Friday, March 30, 2007

Developer Drops Out of La Marketa; a Blessing in Disguise?

This morning's paper contains a news brief stating that Buckingham Properties has decided to drop out as lead developer for the La Marketa development on North Clinton Avenue, or as it is more popularly known, Avenida Clinton Norte. Despite the City's efforts to knock down buildings and prep the site for development, Buckingham "can't make the numbers work." While some may choose to view this as a bad sign for the project's viability (and it surely is when viewed purely out of free market economics), I choose to look at it as a stroke of good luck for our city and for all small businesses in the area.

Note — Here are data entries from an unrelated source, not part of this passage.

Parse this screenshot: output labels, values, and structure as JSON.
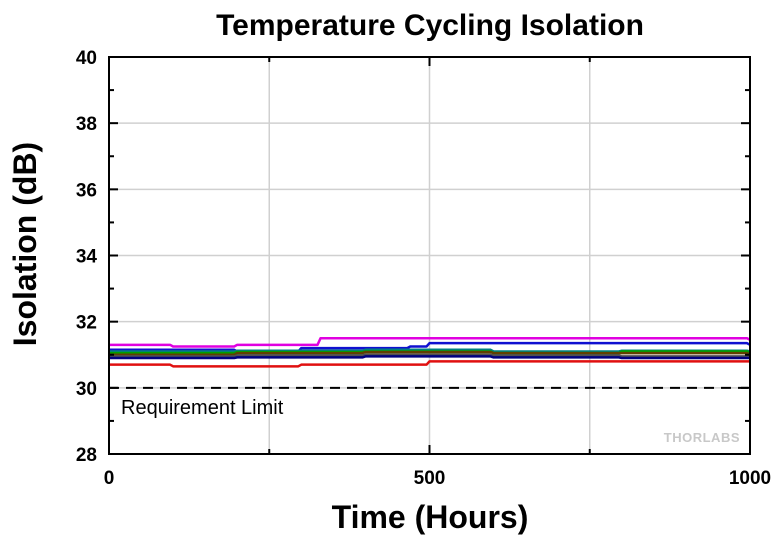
{
  "chart_data": {
    "type": "line",
    "title": "Temperature Cycling Isolation",
    "xlabel": "Time (Hours)",
    "ylabel": "Isolation (dB)",
    "xlim": [
      0,
      1000
    ],
    "ylim": [
      28,
      40
    ],
    "xticks": [
      0,
      500,
      1000
    ],
    "yticks": [
      28,
      30,
      32,
      34,
      36,
      38,
      40
    ],
    "grid": true,
    "series": [
      {
        "color": "#e000e0",
        "x": [
          0,
          100,
          200,
          320,
          330,
          500,
          700,
          1000
        ],
        "values": [
          31.3,
          31.25,
          31.3,
          31.3,
          31.5,
          31.5,
          31.5,
          31.45
        ]
      },
      {
        "color": "#1010d0",
        "x": [
          0,
          200,
          300,
          470,
          500,
          700,
          1000
        ],
        "values": [
          31.15,
          31.1,
          31.2,
          31.25,
          31.35,
          31.35,
          31.3
        ]
      },
      {
        "color": "#008080",
        "x": [
          0,
          200,
          400,
          600,
          800,
          1000
        ],
        "values": [
          31.1,
          31.12,
          31.15,
          31.1,
          31.12,
          31.1
        ]
      },
      {
        "color": "#00a000",
        "x": [
          0,
          200,
          400,
          600,
          800,
          1000
        ],
        "values": [
          31.05,
          31.08,
          31.1,
          31.05,
          31.1,
          31.05
        ]
      },
      {
        "color": "#604000",
        "x": [
          0,
          200,
          400,
          600,
          800,
          1000
        ],
        "values": [
          31.0,
          31.05,
          31.08,
          31.05,
          31.05,
          31.0
        ]
      },
      {
        "color": "#505050",
        "x": [
          0,
          200,
          400,
          600,
          800,
          1000
        ],
        "values": [
          30.95,
          30.98,
          31.0,
          30.98,
          30.95,
          30.95
        ]
      },
      {
        "color": "#000080",
        "x": [
          0,
          200,
          400,
          600,
          800,
          1000
        ],
        "values": [
          30.9,
          30.92,
          30.95,
          30.92,
          30.9,
          30.9
        ]
      },
      {
        "color": "#e01010",
        "x": [
          0,
          100,
          300,
          470,
          500,
          700,
          1000
        ],
        "values": [
          30.7,
          30.65,
          30.7,
          30.7,
          30.8,
          30.8,
          30.8
        ]
      }
    ],
    "reference_line": {
      "y": 30,
      "style": "dashed",
      "label": "Requirement Limit"
    },
    "watermark": "THORLABS"
  }
}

Now that Buckingham has abandoned the project, we may be able to preserve the two buildings at 804 and 844 North Clinton that help give the block its vibrant urban feel. As was described a couple of months ago, these two historic multi-story structures (one recently rehabbed, the other holding a long-time Chinese restaurant) were to be demolished to make way for Buckingham's vision of La Marketa. If the City decides to take over as developer of the project, these buildings can be preserved and/or worked into the development. Furthermore, as I pointed out in a previous post, what Buckingham proposed for La Marketa was a bastardization of the original vision for the development. They turned what was supposed to be a traditional Latino marketplace into a pastel strip mall, complete with a large parking lot out front. As we all know, nothing screams Boricua more than a new Payless and a Dominos.

This seemingly unfortunate event may prove to be a God-send IF the City's Economic Development Department does the right thing and returns this project to its original intent. A tiled-roof strip mall does not instill a sense of home for the large and growing population of Cubans, Dominicans, Puerto Ricans, and other Latinos that reside in our City. A large front parking lot does nothing to enhance the La Avenida neighborhood; most folks in that area will walk, bike, or take transit (or should be encouraged to). Lastly, the historic buildings that were "standing in the way" of progress, can now be preserved as a major component of this highly-important neighborhood revitalization project. If the City does not act appropriately, maybe Benderson will step in and provide this community with what it surely needs - a pastel tiled-roof Walgreens.